Thousands of surgical patients suffer blood clots every year
Wider use of a new blood-thinning drug to stop clots could save thousands of lives a year, says a charity.
Some hip and knee surgery patients are to start being given Pradaxa, which is available as a daily tablet and needs less monitoring than other drugs.
Lifeblood wants more action to cut the 25,000 deaths related to blood clots each year in English hospitals.
It wants all hospitals to improve their risk assessments for blood clots in patients when they are first admitted.
Many patients are at risk from venous thromboembolism, where blood clots form at the site of the surgery and then cause problems when they break up, moving to block blood vessels elsewhere in the body.
Patients known to be at risk will often be given drugs to thin the blood, making clots less likely.
The prevention of blood clots with blood thinners after surgery is not done well in the UK
Dr Beverley Hunt Lifeblood
However, the number of deaths linked to blood clots still accounts for one in 10 of all those in hospitals in the UK.

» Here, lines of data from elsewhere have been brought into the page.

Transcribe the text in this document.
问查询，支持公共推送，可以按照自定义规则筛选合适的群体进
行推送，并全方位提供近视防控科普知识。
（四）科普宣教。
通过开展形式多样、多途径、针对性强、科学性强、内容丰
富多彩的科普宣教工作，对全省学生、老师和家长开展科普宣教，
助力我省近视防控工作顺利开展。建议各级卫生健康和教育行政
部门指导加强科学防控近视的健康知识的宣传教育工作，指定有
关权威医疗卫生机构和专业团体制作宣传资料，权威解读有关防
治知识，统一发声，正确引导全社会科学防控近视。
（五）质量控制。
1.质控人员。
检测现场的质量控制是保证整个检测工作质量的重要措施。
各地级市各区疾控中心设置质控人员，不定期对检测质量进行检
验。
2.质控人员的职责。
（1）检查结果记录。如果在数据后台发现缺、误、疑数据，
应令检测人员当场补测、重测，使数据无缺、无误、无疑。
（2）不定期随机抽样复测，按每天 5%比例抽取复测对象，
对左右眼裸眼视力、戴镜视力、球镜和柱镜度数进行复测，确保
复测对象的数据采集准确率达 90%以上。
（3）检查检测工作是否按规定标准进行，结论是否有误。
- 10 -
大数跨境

Some experts believe that only 40% of patients at risk are getting preventative treatment, and only a third of newly admitted patients are assessed for their risk of clots.
England's chief medical officer said in 2007 there was "significant room for improvement" in preventing blood clots.
A report by Sir Liam Donaldson said there was no "systematic" approach to identifying and treating them.
Lifeblood's medical director, Dr Beverley Hunt, said: "The prevention of blood clots with blood thinners after surgery is not done well in the UK.
"The need for and potential impact of a generally well-tolerated oral anticoagulant that does not require monitoring is profound."
The advantage of Pradaxa is that it is available as a daily tablet and does not require the same level of monitoring as drugs such as Warfarin.
A woman with a blood clot explains her story
This means that patients can take it after being discharged from hospital - a time when they are often still at high risk from clots.
At £4.20 a day, the drug costs roughly the same as existing treatments - Warfarin is cheap but has to be taken for a month and heparin injections are a similar price.
Initially, Pradaxa has been licensed only for NHS use in hip and knee surgery patients.
Professor Simon Frostick, from the University of Liverpool, said that the earlier discharge of many patients following operations meant it was vital to have a way to reduce clot risk at home.
"Pradaxa will be an attractive alternative to other regimens currently used to prevent venous thromboembolism in patients undergoing hip and knee replacement surgery."
A spokesman for the British Heart Foundation welcomed the arrival of the new drug.
"A safe and effective anti-clotting medicine which does not require regular monitoring will provide a significant step forward in improving care for patients at high risk of developing a blood clot.
"We look forward to seeing how Pradaxa may benefit patients who have had orthopaedic surgery, and hope that it will prove to be useful for a wider group of patients."